A friend of mine has documented Johnson’s antics on a website called Our Dumb Senator. Irony and snark have a certain appeal. We need to laugh. And pointing out buffoonery can be a lot less unnerving than contemplating scary demagoguery.
But I keep thinking back to the White House correspondents’ dinner when Obama, with his cool, smart, devastating stand-up routine, ran with the idea of Trump the reality TV star redecorating the White House.
But it turns out a lot of the country wasn’t laughing along. They were feeling laughed at, too. And they were itching to wipe the smiles off the faces of liberals they saw as too smug and comfortable.
The racism and misogyny Trump tapped are inextricable from the grievances of low-income rural and rust belt voters who elected him. What he offered them was a return to the dignity of their lost station in life, a return to white supremacy and male dominance for an anxious working class that feels itself losing its purchase on power, security, and respect.
With his brazen contempt for Mexicans, immigrants, and women, Trump restored the old social hierarchy.

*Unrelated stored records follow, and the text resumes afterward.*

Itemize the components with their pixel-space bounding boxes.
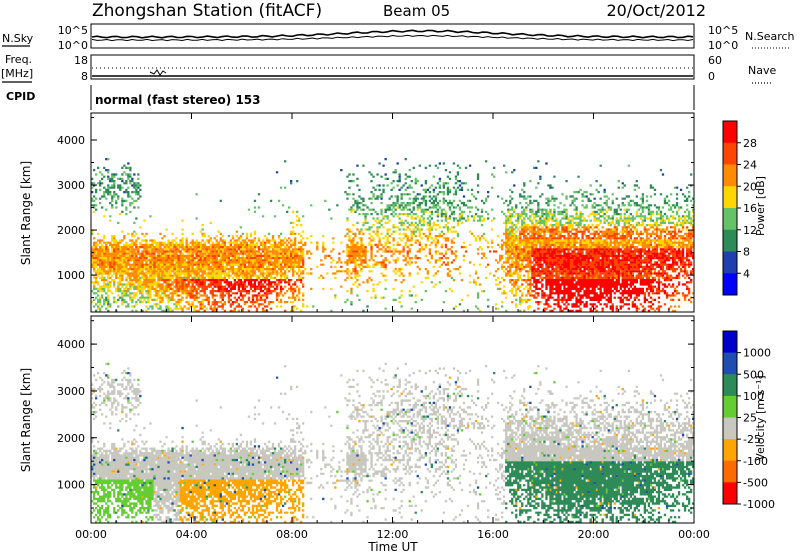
freq-panel-frame	[90, 54, 695, 80]
colorbar-swatch	[723, 331, 737, 354]
x-tick-label: 00:00	[678, 528, 710, 541]
velocity-echo-cells	[91, 362, 683, 523]
colorbar-tick-label: 100	[743, 390, 764, 403]
velocity-y-ticks: 1000 2000 3000 4000	[57, 320, 694, 509]
y-tick-label: 3000	[57, 385, 85, 398]
colorbar-tick-label: -500	[743, 476, 768, 489]
y-tick-label: 2000	[57, 224, 85, 237]
power-echo-cells	[91, 206, 695, 312]
velocity-colorbar: 1000 500 100 25 -25 -100 -500 -1000	[722, 330, 775, 511]
power-x-ticks	[90, 113, 695, 312]
x-tick-label: 00:00	[75, 528, 107, 541]
noise-panel-frame	[90, 23, 695, 49]
colorbar-tick-label: 20	[743, 180, 757, 193]
colorbar-tick-label: 28	[743, 137, 757, 150]
colorbar-swatch	[723, 417, 737, 440]
nave-label: Nave	[748, 64, 776, 77]
cpid-label: CPID	[6, 90, 35, 103]
power-heatmap	[91, 158, 695, 312]
colorbar-swatch	[723, 142, 737, 165]
nsky-series	[91, 29, 694, 39]
colorbar-swatch	[723, 352, 737, 375]
velocity-colorbar-label: Velocity [m s⁻¹]	[754, 375, 767, 460]
freq-label: Freq.	[5, 53, 32, 66]
date-label: 20/Oct/2012	[606, 1, 706, 20]
y-tick-label: 4000	[57, 134, 85, 147]
y-tick-label: 4000	[57, 338, 85, 351]
freq-tick-top: 18	[74, 54, 88, 67]
nsearch-series	[91, 34, 694, 42]
nsky-tick-top: 10^5	[58, 24, 88, 37]
colorbar-swatch	[723, 439, 737, 462]
power-colorbar: 28 24 20 16 12 8 4	[722, 120, 757, 296]
freq-tick-bottom: 8	[81, 70, 88, 83]
colorbar-swatch	[723, 374, 737, 397]
colorbar-swatch	[723, 164, 737, 187]
colorbar-tick-label: -25	[743, 433, 761, 446]
velocity-heatmap	[91, 362, 695, 523]
colorbar-swatch	[723, 273, 737, 296]
x-tick-label: 12:00	[377, 528, 409, 541]
colorbar-tick-label: 25	[743, 412, 757, 425]
colorbar-tick-label: -1000	[743, 498, 775, 511]
nsearch-tick-bottom: 10^0	[708, 39, 738, 52]
power-y-ticks: 1000 2000 3000 4000	[57, 117, 694, 299]
velocity-echo-cells	[93, 376, 693, 523]
colorbar-tick-label: 24	[743, 159, 757, 172]
nave-tick-bottom: 0	[708, 70, 715, 83]
x-tick-label: 08:00	[276, 528, 308, 541]
nsky-label: N.Sky	[2, 32, 34, 45]
colorbar-swatch	[723, 229, 737, 252]
y-tick-label: 1000	[57, 479, 85, 492]
x-tick-label: 04:00	[176, 528, 208, 541]
colorbar-tick-label: 12	[743, 224, 757, 237]
freq-unit-label: [MHz]	[1, 67, 33, 80]
x-tick-label: 16:00	[477, 528, 509, 541]
freq-spike	[149, 69, 167, 76]
station-title: Zhongshan Station (fitACF)	[92, 1, 322, 21]
colorbar-swatch	[723, 121, 737, 144]
power-ylabel: Slant Range [km]	[19, 161, 33, 265]
colorbar-swatch	[723, 251, 737, 274]
colorbar-swatch	[723, 186, 737, 209]
nsearch-label: N.Search	[745, 30, 795, 43]
nave-tick-top: 60	[708, 54, 722, 67]
colorbar-tick-label: 1000	[743, 347, 771, 360]
nsky-tick-bottom: 10^0	[58, 39, 88, 52]
colorbar-tick-label: 500	[743, 368, 764, 381]
y-tick-label: 3000	[57, 179, 85, 192]
time-axis-label: Time UT	[367, 540, 418, 554]
velocity-echo-cells	[91, 362, 695, 523]
x-tick-label: 20:00	[578, 528, 610, 541]
velocity-x-ticks: 00:00 04:00 08:00 12:00 16:00 20:00 00:00	[75, 316, 710, 541]
nsearch-tick-top: 10^5	[708, 24, 738, 37]
power-echo-cells	[91, 226, 695, 312]
cpid-text: normal (fast stereo) 153	[95, 93, 261, 107]
colorbar-tick-label: 8	[743, 246, 750, 259]
colorbar-swatch	[723, 460, 737, 483]
velocity-ylabel: Slant Range [km]	[19, 368, 33, 472]
power-colorbar-label: Power [dB]	[754, 176, 767, 236]
power-echo-cells	[91, 158, 695, 312]
colorbar-tick-label: 4	[743, 267, 750, 280]
colorbar-swatch	[723, 208, 737, 231]
colorbar-tick-label: -100	[743, 455, 768, 468]
power-echo-cells	[183, 237, 695, 312]
colorbar-swatch	[723, 395, 737, 418]
beam-label: Beam 05	[383, 2, 450, 20]
y-tick-label: 1000	[57, 269, 85, 282]
velocity-echo-cells	[91, 372, 695, 523]
y-tick-label: 2000	[57, 432, 85, 445]
colorbar-swatch	[723, 482, 737, 505]
colorbar-tick-label: 16	[743, 202, 757, 215]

Like Scott Walker who “divided and conquered” Wisconsin, Trump showed that for anxious, angry people, tearing down your neighbor is sometimes a good enough substitute for any concrete promise of a better life.
In the upcoming Trump Administration, there is no plan for jobs, affordable college, better opportunities, or healthier communities. Walker hasn’t delivered any of those things in Wisconsin, either.
But the idea of restored “greatness” for white workers, and a swift kick in the pants to the smug elites who scorn them, is enough to bring out an energized base.
On the progressive side, the energy left the room when Bernie Sanders endorsed Hillary, ending a brief, exciting surge of leftwing populism based on idealism and hope.
Clinton’s campaign, while it borrowed language and policy details from Sanders, was the campaign of the status quo and sensible compromise. No one doubted that Clinton, like Obama, would protect big business, the banks, and guard the revolving door between government and Wall Street.
The stock market surged when it looked like she was up. Wall Street wanted her. The Washington establishment wanted her.
For a moment, a whole lot of women wanted her, too. We wanted her to “bury Trump,” as Gloria Steinem put it to a cheering crowd of Planned Parenthood supporters in Wisconsin.
But in the end, she was buried. She was the wrong candidate for the times. Now we are in uncharted territory. We on the left may look back with nostalgia at the era of corporate centrism. Or perhaps this terrible election will mark the beginning of a better, stronger, more focused progressive movement. It will be hard times ahead.
For a lot of people, it was already hard times.
We'll need to look that in the face, and figure out how to lift each other up.
Ruth Conniff is editor-in-chief of The Progresssive.